There’s a set structure to input and output for predictive models. It’s not creating its own content. And those are really where we are right now in the regulated space, there is still some challenge on the evolution of what we’re going to see from notified bodies like the FDA or the agency around how they want to regulate the use of these generative models in healthcare, but we don’t have absolute good clarity in the U.S. on that, especially in in Europe, with the EU AI Act, there is some of this that’s starting to happen.”

–Dr. Ankur Sharma, Head of Medical Affairs, Medical Devices and Digital Radiology at Bayer

He suggests that this emerging framework could eventually pave the way for the first generation of GenAI tools to be recognized and regulated as medical devices.

Bridge Reimbursement Gaps for Scalable AI Adoption

Ankur contrasts how AI functions in clinical research versus real-world patient care. In clinical research, operations occur within a tightly controlled environment. Therefore, variables are limited, allowing researchers to trace outcomes to specific causes clearly. But in real-world practice, those guardrails disappear. Patient care involves numerous variables, making it more challenging to monitor and validate AI outputs as precisely as in a trial setting.

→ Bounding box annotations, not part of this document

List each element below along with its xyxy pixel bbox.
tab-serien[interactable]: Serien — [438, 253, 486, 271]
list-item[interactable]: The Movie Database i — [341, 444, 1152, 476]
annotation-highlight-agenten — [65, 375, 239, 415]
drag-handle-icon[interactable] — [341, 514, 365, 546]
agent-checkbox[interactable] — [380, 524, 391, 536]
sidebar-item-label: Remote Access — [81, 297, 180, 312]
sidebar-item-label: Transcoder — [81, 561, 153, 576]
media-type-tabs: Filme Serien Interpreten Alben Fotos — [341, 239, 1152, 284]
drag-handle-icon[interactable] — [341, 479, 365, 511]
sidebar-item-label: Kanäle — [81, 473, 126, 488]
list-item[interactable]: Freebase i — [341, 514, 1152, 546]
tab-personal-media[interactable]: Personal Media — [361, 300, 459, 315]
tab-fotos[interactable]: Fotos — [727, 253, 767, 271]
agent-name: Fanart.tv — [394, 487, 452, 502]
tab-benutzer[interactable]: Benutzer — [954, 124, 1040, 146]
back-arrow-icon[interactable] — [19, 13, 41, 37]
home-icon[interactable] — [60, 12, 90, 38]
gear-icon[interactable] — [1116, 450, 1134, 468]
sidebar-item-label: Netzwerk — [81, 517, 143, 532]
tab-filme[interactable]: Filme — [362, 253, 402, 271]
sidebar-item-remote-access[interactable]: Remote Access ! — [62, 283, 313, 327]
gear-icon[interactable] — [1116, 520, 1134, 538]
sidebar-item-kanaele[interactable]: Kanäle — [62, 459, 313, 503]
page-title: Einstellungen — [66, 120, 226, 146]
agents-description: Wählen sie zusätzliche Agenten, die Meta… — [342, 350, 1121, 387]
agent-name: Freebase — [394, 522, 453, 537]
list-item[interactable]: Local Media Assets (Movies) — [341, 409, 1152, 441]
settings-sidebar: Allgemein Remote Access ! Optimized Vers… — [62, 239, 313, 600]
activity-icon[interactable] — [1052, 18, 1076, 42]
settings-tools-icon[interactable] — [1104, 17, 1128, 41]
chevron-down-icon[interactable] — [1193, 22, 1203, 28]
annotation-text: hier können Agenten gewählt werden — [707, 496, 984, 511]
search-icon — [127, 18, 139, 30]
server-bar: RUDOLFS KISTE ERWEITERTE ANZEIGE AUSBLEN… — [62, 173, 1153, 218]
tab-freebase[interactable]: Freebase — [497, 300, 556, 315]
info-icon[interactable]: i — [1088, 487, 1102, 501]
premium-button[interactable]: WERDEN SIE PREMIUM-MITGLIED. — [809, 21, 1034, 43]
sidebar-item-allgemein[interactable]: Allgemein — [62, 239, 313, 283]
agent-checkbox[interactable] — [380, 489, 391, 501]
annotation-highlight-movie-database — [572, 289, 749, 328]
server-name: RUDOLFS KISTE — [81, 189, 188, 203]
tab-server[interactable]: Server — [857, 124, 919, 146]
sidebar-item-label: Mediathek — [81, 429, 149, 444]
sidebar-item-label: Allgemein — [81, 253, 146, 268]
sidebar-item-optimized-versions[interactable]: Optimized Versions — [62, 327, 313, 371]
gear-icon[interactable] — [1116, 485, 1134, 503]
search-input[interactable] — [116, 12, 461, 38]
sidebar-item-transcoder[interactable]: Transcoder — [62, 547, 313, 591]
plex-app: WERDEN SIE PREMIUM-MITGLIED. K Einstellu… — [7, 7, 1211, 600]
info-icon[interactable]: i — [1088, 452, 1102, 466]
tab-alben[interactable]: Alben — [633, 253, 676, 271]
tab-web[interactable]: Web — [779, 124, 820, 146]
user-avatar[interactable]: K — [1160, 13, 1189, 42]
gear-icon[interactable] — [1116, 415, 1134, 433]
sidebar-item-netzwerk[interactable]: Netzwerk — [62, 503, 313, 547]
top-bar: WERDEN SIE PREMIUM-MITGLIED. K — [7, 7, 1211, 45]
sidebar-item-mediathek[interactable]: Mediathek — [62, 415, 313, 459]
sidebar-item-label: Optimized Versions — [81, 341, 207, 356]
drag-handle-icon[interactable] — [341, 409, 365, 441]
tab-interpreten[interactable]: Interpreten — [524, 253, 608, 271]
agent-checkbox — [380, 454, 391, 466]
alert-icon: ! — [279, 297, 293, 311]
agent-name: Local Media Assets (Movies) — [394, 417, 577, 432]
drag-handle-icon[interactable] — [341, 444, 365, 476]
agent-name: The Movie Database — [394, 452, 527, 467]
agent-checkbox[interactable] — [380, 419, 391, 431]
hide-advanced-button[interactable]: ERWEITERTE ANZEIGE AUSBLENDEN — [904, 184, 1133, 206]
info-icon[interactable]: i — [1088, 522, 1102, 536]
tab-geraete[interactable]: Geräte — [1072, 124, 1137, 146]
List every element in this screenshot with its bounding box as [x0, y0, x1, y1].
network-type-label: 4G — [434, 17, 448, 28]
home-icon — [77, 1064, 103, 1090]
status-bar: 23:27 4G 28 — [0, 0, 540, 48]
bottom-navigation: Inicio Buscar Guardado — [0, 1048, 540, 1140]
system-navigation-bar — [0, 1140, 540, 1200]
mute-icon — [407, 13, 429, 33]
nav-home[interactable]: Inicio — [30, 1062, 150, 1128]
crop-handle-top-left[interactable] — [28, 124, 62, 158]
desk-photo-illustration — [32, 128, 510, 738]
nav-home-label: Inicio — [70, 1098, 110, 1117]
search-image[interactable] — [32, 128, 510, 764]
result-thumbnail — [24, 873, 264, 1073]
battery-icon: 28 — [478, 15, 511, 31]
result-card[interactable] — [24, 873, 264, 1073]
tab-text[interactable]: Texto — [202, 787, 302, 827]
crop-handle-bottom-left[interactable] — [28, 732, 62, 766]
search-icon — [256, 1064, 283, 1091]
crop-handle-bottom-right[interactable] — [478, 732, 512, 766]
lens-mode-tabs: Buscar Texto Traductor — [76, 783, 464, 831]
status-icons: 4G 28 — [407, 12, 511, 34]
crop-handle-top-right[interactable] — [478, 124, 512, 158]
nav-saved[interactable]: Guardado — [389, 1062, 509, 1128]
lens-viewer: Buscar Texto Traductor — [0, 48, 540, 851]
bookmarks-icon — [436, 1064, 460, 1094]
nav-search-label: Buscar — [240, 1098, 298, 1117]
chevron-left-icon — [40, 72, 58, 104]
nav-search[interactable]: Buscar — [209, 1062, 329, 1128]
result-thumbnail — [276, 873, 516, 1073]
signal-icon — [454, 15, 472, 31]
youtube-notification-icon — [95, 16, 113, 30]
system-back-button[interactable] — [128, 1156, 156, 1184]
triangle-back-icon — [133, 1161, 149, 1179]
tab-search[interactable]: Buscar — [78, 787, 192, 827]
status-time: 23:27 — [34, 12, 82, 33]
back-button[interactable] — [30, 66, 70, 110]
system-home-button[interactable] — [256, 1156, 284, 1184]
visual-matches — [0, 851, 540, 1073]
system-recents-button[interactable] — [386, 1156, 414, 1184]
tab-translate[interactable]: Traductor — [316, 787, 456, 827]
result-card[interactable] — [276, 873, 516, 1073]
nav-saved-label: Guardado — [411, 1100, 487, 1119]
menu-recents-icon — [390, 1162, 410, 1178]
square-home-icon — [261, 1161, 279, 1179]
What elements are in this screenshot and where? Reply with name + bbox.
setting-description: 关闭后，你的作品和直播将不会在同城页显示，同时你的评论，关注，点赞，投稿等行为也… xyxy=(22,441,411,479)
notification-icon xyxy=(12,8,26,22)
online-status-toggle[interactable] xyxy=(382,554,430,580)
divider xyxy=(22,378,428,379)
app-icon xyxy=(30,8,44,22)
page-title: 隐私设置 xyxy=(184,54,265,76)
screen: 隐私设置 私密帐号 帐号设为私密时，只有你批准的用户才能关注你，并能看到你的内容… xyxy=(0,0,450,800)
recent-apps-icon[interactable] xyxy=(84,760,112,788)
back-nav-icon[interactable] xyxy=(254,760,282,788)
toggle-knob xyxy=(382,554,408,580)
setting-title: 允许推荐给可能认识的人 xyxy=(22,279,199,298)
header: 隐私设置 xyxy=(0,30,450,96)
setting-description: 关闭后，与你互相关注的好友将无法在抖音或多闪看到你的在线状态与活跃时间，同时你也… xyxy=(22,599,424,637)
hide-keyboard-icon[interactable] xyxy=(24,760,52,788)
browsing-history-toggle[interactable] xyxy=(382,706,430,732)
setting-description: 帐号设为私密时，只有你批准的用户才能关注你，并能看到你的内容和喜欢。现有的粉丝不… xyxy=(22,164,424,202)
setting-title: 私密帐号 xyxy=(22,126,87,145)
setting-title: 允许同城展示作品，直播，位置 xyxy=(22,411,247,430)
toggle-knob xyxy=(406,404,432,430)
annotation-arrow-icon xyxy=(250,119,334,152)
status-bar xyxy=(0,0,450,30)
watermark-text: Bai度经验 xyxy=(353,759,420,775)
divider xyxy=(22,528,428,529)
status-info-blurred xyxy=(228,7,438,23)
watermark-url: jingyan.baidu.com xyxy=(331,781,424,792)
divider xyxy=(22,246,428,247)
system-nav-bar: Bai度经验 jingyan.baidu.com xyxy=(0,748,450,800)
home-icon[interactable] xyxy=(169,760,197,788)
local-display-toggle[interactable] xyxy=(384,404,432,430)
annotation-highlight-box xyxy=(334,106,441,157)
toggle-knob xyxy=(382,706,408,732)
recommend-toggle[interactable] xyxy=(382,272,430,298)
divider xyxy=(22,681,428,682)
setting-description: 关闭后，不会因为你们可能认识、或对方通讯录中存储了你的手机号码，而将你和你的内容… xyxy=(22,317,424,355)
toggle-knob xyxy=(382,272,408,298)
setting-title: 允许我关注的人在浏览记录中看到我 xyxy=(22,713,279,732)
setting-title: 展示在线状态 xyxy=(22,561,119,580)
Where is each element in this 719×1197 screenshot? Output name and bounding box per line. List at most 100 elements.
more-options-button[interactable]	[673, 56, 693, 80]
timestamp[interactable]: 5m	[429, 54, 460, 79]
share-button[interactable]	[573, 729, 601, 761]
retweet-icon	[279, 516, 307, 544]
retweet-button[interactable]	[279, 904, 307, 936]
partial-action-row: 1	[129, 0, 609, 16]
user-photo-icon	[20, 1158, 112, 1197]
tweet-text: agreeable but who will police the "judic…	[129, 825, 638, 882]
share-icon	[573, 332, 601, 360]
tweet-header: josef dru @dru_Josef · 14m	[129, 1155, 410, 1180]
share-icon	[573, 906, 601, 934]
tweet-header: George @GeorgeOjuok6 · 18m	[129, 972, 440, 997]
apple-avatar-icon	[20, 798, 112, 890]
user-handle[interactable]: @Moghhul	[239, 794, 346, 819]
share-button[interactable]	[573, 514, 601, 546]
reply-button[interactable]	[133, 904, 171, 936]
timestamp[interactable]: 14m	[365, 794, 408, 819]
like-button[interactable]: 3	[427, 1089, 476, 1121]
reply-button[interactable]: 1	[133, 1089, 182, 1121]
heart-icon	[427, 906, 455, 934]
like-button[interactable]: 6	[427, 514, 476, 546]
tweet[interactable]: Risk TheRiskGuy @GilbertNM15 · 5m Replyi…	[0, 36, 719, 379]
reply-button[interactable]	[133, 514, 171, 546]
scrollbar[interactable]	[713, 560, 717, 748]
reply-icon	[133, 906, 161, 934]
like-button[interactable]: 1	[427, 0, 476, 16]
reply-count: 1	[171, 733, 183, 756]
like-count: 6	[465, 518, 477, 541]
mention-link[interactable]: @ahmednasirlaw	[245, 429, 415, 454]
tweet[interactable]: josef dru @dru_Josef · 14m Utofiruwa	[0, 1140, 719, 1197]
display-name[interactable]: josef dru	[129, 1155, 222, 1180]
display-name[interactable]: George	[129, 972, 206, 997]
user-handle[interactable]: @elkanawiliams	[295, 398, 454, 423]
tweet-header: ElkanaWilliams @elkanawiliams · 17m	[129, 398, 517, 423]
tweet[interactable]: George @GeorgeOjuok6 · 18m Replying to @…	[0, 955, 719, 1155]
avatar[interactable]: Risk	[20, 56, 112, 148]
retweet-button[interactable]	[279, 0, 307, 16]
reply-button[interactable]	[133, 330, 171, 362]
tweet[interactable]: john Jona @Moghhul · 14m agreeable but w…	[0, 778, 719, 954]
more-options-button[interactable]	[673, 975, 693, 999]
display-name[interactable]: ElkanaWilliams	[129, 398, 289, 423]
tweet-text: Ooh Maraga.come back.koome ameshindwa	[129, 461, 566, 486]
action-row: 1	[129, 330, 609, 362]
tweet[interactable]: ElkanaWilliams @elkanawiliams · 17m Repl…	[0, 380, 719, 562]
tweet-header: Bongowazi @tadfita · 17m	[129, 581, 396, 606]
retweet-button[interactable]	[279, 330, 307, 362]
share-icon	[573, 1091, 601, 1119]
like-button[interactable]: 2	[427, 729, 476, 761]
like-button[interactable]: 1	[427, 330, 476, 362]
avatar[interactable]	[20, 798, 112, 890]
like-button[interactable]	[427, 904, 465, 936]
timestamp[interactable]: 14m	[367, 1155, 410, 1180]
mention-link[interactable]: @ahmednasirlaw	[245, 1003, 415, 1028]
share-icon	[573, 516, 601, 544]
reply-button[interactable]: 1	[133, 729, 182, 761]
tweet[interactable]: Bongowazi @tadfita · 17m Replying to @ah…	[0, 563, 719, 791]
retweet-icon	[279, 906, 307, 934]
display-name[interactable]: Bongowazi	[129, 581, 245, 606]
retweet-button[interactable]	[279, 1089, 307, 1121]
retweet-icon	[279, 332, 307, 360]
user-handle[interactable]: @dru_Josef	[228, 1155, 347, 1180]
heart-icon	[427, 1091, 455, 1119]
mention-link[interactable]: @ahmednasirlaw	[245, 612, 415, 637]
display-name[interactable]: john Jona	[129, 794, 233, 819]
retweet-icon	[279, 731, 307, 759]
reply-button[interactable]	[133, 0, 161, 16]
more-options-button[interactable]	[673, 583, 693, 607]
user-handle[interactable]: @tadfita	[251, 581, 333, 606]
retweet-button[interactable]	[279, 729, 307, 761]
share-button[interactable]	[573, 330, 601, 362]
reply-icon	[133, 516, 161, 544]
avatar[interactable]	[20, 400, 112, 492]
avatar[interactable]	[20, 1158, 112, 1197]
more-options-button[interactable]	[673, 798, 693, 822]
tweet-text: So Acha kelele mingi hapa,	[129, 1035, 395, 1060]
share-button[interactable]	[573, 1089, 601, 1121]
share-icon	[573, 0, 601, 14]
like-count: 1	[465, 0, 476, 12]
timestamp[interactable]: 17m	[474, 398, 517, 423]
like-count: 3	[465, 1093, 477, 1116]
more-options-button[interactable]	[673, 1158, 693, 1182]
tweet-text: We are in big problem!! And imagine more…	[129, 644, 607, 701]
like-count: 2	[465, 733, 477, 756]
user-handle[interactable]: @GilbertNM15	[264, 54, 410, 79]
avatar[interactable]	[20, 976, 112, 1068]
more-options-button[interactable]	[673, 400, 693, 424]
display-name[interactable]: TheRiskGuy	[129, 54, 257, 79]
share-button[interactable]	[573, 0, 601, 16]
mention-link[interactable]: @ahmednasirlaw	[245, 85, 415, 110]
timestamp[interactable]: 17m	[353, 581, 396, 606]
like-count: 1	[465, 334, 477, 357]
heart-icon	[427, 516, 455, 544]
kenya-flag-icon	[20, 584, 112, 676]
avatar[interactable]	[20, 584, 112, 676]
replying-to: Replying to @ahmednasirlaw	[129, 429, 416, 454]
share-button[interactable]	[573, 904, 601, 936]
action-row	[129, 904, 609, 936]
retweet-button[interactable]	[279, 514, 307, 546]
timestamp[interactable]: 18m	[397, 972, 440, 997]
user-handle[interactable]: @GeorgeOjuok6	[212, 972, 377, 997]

He explains that, with predictive models, physicians can easily interpret and trust the results because the relationship between inputs and outputs is fixed. For instance, if a model receives input A, it should yield a predictable output B. If the result differs, the physician can still assess what went wrong and adjust accordingly.

However, GenAI models don’t offer that same transparency. Physicians can’t see how the system arrived at its output, which makes it difficult to assess the accuracy or reliability of its clinical decisions. The opacity poses a challenge for ensuring safety and accountability in patient care.

Ankur adds that, until these issues are resolved, GenAI’s most immediate use cases will likely remain in non-regulated areas, focusing on tools that improve efficiency rather than directly influencing diagnosis or treatment. 

These include applications that help doctors write reports more efficiently or assist patients in better understanding their care. Over time, he expects more advanced versions of these tools to evolve toward regulated use cases, supporting diagnostic or treatment planning once safety, transparency, and reliability standards are established.

Ankur also highlights that one of the biggest challenges in healthcare AI adoption is reimbursement. Many AI tools, he explains, are not currently reimbursed by insurers or healthcare systems. Without a clear reimbursement structure, hospitals and clinics have little financial incentive to adopt these technologies, slowing down their integration into everyday care.

He notes that traditional reimbursement models are outcome-based, meaning payments are tied to measurable improvements in patient outcomes. However, many AI tools don’t directly produce a result — they assist with diagnosis, planning, or workflow efficiency. These contributions still create value, but they don’t fit neatly into existing reimbursement frameworks.

Although the U.S. government has recently begun exploring new reimbursement pathways for AI in healthcare, signaling a potential shift in how these tools are funded, the specifics remain unclear. This development suggests that policymakers are starting to recognize the role AI can play in improving clinical efficiency and care delivery.

He concludes that if these reimbursement pathways become standardized, they could significantly accelerate the adoption of AI across the healthcare system. Since healthcare has historically been slow to adopt digital technologies, this shift could mark a significant turning point, paving the way for the broader use of digital and AI-powered tools that ultimately benefit both physicians and patients.